In 2011, the White House launched We The People, a platform for citizen to submit and sign petitions. Once petitions reached a certain threshold (25,000 signatures at first, then raised to 100,000 in 2013), the Administration composed an official response. Famously, the White House even responded after a petition from 2012 for the U.S. government to build a Death Star received enough signatures.
I was curious to explore the differences between the successful petitions (i.e. the ones that garnered enough signatures to warrant a response) and the unsuccessful.
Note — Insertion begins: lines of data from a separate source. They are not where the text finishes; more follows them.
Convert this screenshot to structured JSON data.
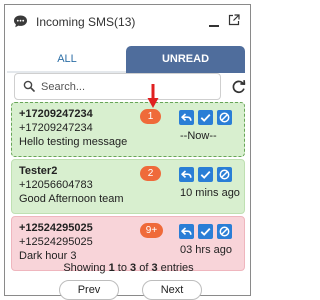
{
  "window": {
    "title": "Incoming SMS(13)",
    "icons": {
      "app": "chat-bubble-icon",
      "minimize": "minimize-icon",
      "popout": "popout-icon"
    }
  },
  "tabs": [
    {
      "label": "ALL",
      "active": false
    },
    {
      "label": "UNREAD",
      "active": true
    }
  ],
  "search": {
    "placeholder": "Search...",
    "value": ""
  },
  "messages": [
    {
      "sender": "+17209247234",
      "number": "+17209247234",
      "text": "Hello testing message",
      "badge": "1",
      "time": "--Now--",
      "color": "green"
    },
    {
      "sender": "Tester2",
      "number": "+12056604783",
      "text": "Good Afternoon team",
      "badge": "2",
      "time": "10 mins ago",
      "color": "green"
    },
    {
      "sender": "+12524295025",
      "number": "+12524295025",
      "text": "Dark hour 3",
      "badge": "9+",
      "time": "03 hrs ago",
      "color": "red"
    }
  ],
  "actions": {
    "reply": "reply-icon",
    "mark_read": "check-icon",
    "block": "block-icon"
  },
  "pagination": {
    "prefix": "Showing ",
    "from": "1",
    "mid1": " to ",
    "to": "3",
    "mid2": " of ",
    "total": "3",
    "suffix": " entries",
    "prev_label": "Prev",
    "next_label": "Next"
  },
  "colors": {
    "tab_active": "#4f6d9c",
    "badge": "#ef6a3a",
    "action": "#2a7ed6",
    "arrow": "#e02020",
    "card_green": "#d8efcf",
    "card_red": "#f8d4d9"
  }
}
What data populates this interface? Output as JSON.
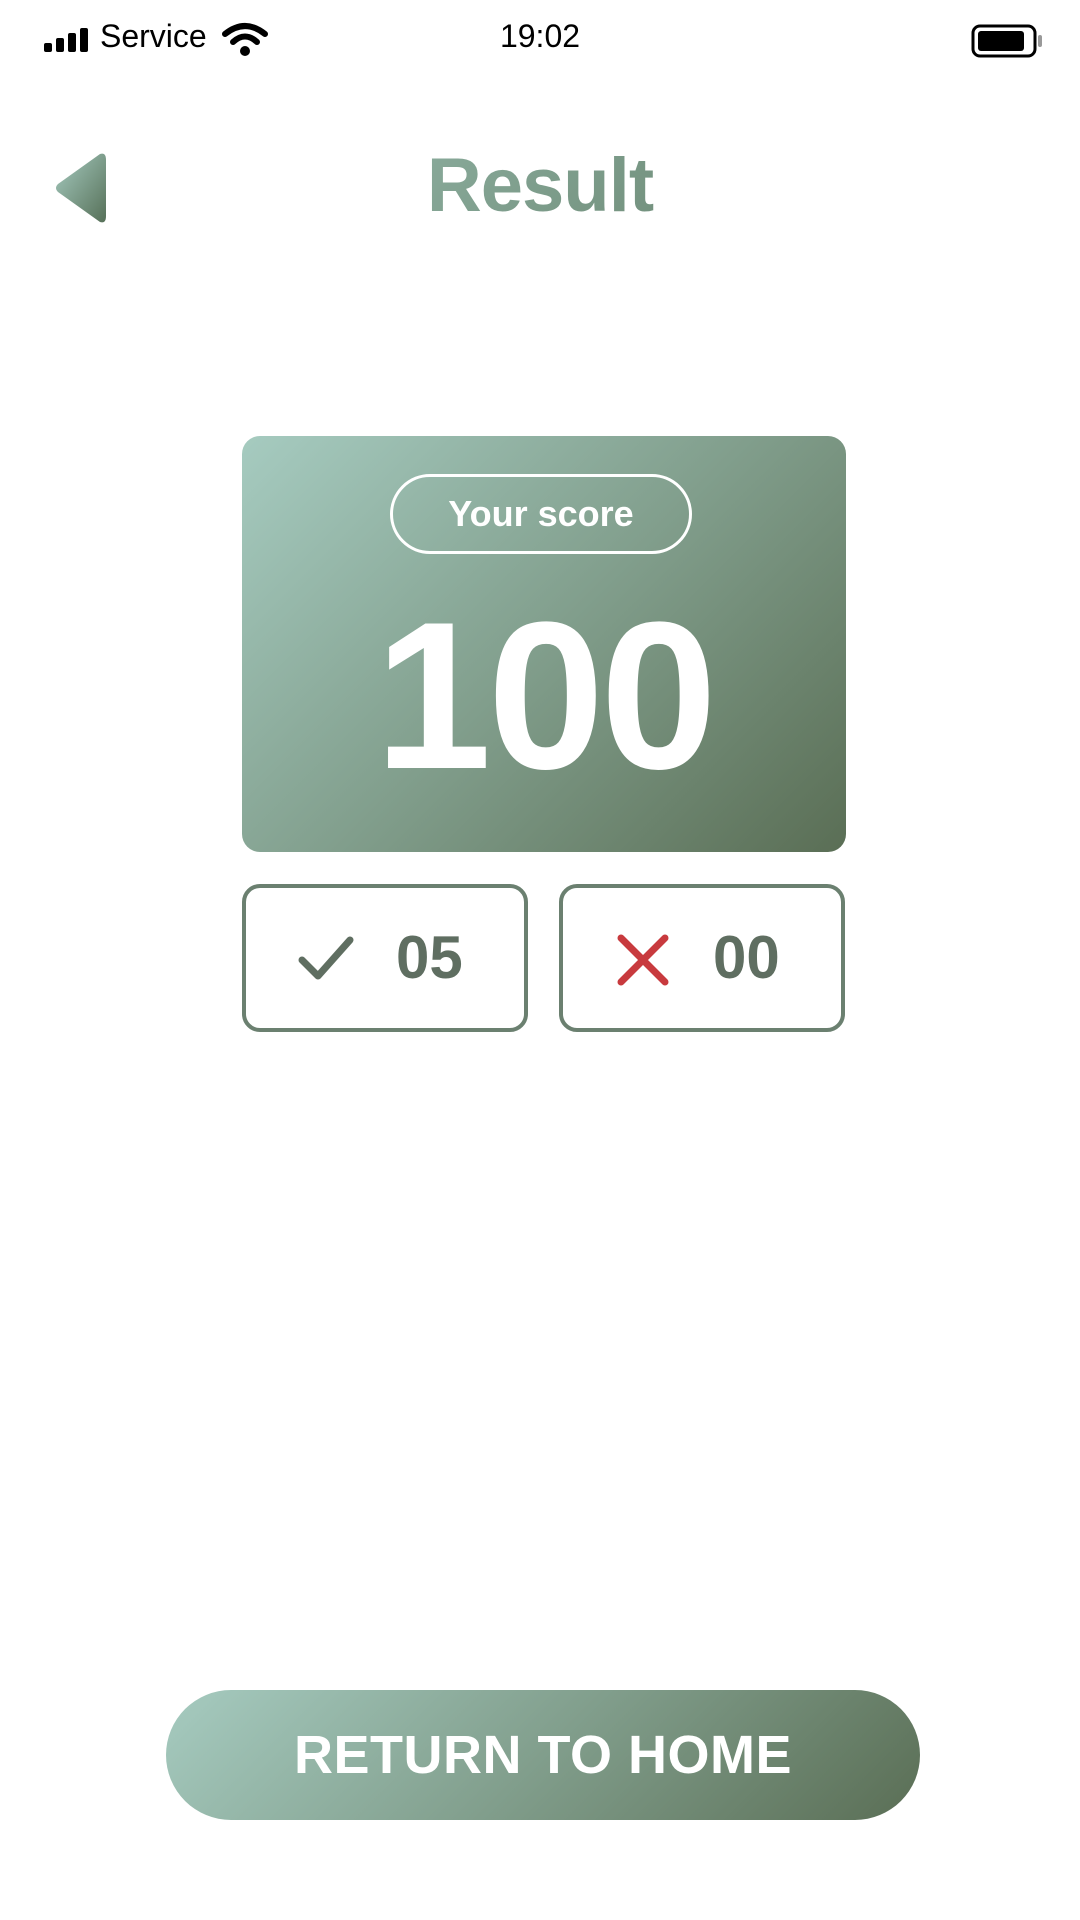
{
  "status_bar": {
    "carrier": "Service",
    "time": "19:02"
  },
  "header": {
    "title": "Result",
    "back_icon": "back-triangle-icon"
  },
  "score_card": {
    "label": "Your score",
    "score": "100"
  },
  "counts": {
    "correct": {
      "icon": "check-icon",
      "value": "05",
      "color": "#5f6e61"
    },
    "wrong": {
      "icon": "close-icon",
      "value": "00",
      "color": "#c83a3e"
    }
  },
  "actions": {
    "home_label": "RETURN TO HOME"
  },
  "colors": {
    "gradient_start": "#a6cbc0",
    "gradient_end": "#567058",
    "border": "#6b8070"
  }
}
There are, of course, many factors, including how well the petitioner publicized it, but I was particularly interested in the differences in words used.
Here are the results, followed below by some observations and finally the technobabble for those who want to know how and why I performed the analysis this way:
First of all, some numbers: there were 294 successful petitions with a total of 21,527 words (only counting each word once per petition, as explained below), and 3,868 unsuccessful petitions with a total of 304,706 words.
The words most characteristic to successful petitions have more extreme log-likelihood values; the top 25 range from 11.94 to 29.72, while the top 10 among unsuccessful petitions range from 5.06 to 12.91. This could be due to the fact that there are so many more unsuccessful petitions, and probably a greater range of reasons they were unsuccessful.
If you’d like to see a random selection of five petition titles containing each of the words listed in the graphic, head on over to my other, nerdier blog.
“Gun” is the most characteristic word in successful petitions. (Again, “successful” means there were enough signatures for the White House to write a response, few if any of the petitions’ requests were enacted.) There were both successful pro- and anti-gun control petitions; this is an issue that people on both sides feel passionate enough about to participate in this project.
There are also four names from Netflix’s Making a Murderer series: Avery (the defendant), Halbach (the victim) and both first and last names of Brendan Dassey, the other defendant.
The Westboro Baptist church is a popular item, as are “tragedy,” “Connecticut” and “CT” from the Newtown shootings. (Interestingly, “Newtown” had a somewhat lower log-likelihood keyness of 8.54, indicating it was a little more common in unsuccessful petitions than the other terms.)
Some superlative words seem to be common in successful petitions: “imperative” and “definitely”.
As for the unsuccessful petitions, the most overrepresented word is “say”. A skim through these petitions (and there are a lot of them), reveals that many of them are motivated by some perceived injustice of perception, e.g. “people say X, but I believe Y”.
The word “I” is associated with unsuccessful petitions, as well. Those who write (possibly rant) in the first person don’t get a lot of support; perhaps the fact that they reference themselves is an indication they don’t have enough organizational support to get a lot of signatures.
“Genocide” turns up a lot in unsuccessful petitions. Most of the time, it’s in the phrase “white genocide”.
“2014” turns up more characteristically than any other year because of the number of unsuccessful petitions calling for a boycott of the Sochi Olympics and/or action regarding Ukraine.
There are plenty of ways one could approach this project of differentiating between the words contained successful and unsuccessful petitions, like topic modeling or exploratory machine learning, but sometimes simple is best, especially since, as I mentioned, the specific words used in a petition is likely to be a secondary feature or at best a proxy feature (i.e. one that implies something else that is actually causal) in the determining factors of what makes a petition successful.
So, since we have two corpora (words used in successful petitions, words used in unsuccessful petitions), and a frequency metric, why not do a simple keyness analysis? Dunning log-likelihood keyness is one of two approaches (the other being chi-squared) to determining the significance of differences in item frequencies between two datasets; it’s used a lot in corpus linguistics, although it’s falling out of favor as more advanced techniques become computationally feasible.
The nice thing about keyness is that it is a measure of significance, combining the effect of ratio and absolute difference between frequencies, and the size of the corpora. This makes it unnecessary to eliminate stopwords, which is an arbitrary process that always rubs me the wrong way. If “and” is used very often, it still might be more significantly found in one corpus than another, but the threshold of difference in frequencies is much higher than for a less common word. Conversely, if an extremely rare word is found 10 times in one large corpus and once in another, it’s unlikely to pass the threshold of significance even though the ratio between the frequencies is high.
Here is a Github gist containing the code used in this analysis.
Here’s the 4.4 MiB csv file made from the whitehouse.gov SQL dump in March 2016.
Comments and criticism are very welcome. I never claim to have found the perfect solution for an analysis, and am always open to suggestion.